Nasdaq’s listing plans will make it harder for small Chinese companies to go public in the U.S.

## Nasdaq Tightens the Reins on Chinese IPOs

This article details the Nasdaq’s new listing requirements, which will make it more difficult for small Chinese companies to list on the exchange. It also highlights the growing tensions between the U.S. and China, as well as China’s retaliatory tariffs on U.S. optical fiber producers.

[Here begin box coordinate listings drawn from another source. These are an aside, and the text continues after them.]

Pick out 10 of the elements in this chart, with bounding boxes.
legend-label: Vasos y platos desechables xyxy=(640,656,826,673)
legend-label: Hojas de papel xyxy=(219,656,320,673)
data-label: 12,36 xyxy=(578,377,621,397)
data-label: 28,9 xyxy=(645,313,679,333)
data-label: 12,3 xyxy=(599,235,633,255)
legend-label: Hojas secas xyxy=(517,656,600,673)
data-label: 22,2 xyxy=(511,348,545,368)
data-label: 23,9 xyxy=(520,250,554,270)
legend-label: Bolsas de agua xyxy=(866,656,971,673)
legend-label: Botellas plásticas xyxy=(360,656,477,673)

  • Stricter Listing Requirements: The Nasdaq is implementing new rules requiring Chinese companies to raise at least $25 million in their initial public offerings (IPOs) to list on the exchange.
  • Reasoning Behind the Change: This move is in response to a surge of small Chinese companies listing in New York and concerns about “pump and dump” schemes and compliance issues.
  • Impact on Chinese Companies: The new rules will make it more difficult for smaller Chinese companies to go public in the U.S.
  • Broader Context: This comes amid rising tensions between the U.S. and China, with the Nasdaq citing concerns about U.S. legal recourse against potentially manipulative trading activities.
  • China’s Retaliation: China has announced new punitive tariffs on some U.S. optical fiber producers, citing anti-dumping violations.
  • Trade War Escalation: This move is seen as a response to recent U.S. actions restricting China’s access to advanced chips and participation in the undersea cable supply chain.
  • Regulatory Scrutiny: The Nasdaq’s move is part of a growing regulatory scrutiny on tiny Chinese IPOs over the last several years.

For more details, you can read the original article [here](insert_article_link_here).